There was a widespread understanding that he was an aggressive person prone to anger and to the pursuit of young women -- but not that he might have been breaking the law.

Four women have now alleged rapes by Weinstein, three of them on the record, and dozens of other women have alleged assault or harassment over the course of decades.

One of the remaining board members, Richard Koenigsberg, resigned on Thursday, according to NBC News.

That leaves three board members -- Bob Weinstein, Tarak Ben Ammar, and Lance Maerov.

CNN attempted to reach the Weinstein Co. for comment on the new developments on Friday.

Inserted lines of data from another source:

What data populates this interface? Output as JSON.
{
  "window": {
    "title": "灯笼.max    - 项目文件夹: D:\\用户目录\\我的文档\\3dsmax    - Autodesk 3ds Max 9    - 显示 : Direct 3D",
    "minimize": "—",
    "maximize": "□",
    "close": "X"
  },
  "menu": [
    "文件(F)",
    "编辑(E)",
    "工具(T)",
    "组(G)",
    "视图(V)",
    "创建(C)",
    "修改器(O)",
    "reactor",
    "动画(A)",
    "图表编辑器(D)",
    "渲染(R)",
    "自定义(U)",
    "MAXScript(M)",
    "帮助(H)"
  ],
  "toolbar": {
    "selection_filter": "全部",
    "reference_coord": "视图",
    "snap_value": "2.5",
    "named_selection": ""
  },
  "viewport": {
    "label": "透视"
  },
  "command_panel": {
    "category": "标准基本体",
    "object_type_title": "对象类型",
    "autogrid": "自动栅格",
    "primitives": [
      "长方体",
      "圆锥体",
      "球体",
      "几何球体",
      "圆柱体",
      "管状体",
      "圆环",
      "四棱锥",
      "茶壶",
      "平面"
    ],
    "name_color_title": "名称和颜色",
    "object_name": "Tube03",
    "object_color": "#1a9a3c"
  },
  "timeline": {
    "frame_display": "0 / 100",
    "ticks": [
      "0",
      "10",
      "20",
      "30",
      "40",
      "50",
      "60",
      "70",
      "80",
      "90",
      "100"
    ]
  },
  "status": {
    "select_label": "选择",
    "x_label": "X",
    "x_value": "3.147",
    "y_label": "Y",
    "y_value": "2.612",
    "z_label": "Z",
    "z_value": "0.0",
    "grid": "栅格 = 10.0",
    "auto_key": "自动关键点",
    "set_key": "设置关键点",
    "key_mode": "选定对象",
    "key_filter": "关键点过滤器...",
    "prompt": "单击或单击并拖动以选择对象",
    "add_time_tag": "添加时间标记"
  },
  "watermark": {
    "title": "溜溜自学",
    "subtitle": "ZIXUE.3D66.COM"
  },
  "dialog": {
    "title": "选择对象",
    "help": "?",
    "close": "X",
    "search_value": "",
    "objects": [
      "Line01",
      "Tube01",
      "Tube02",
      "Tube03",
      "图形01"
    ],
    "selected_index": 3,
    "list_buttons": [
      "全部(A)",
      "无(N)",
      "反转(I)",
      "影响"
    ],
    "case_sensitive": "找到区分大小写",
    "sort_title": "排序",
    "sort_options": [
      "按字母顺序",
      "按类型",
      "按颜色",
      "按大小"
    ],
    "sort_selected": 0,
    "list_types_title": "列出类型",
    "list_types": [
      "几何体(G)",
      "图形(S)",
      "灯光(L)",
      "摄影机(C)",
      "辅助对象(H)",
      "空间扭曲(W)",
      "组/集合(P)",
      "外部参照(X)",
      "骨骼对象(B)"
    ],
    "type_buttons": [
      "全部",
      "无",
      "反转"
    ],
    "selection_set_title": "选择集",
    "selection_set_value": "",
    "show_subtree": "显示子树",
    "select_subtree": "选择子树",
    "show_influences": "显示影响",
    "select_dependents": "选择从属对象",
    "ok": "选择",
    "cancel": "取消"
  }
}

But the company's top spokeswoman, Nicole Quenqua, said she will no longer be speaking on behalf of the company. The publicity department is frozen like much of the rest of the company.

A phone call to Bob Weinstein's office in New York indicated that he is in the office, working, on Friday afternoon. The assistant who answered the phone referred calls to the publicity department.

Bob Weinstein's full statement released after the Journal's report said, "Our banks, partners and shareholders are fully supportive of our company and it is untrue that the company or board is exploring a sale or shutdown of the company. Polaroid is moving forward as planned with a release date of November 22 followed by Paddington 2 on January 12. The first Paddington grossed over $75 million and we expect even greater success for Paddington 2. Test screening scores are through the roof. War with Grandpa starring Robert De Niro is scheduled for February 23, 2018. Business is continuing as usual as the company moves ahead."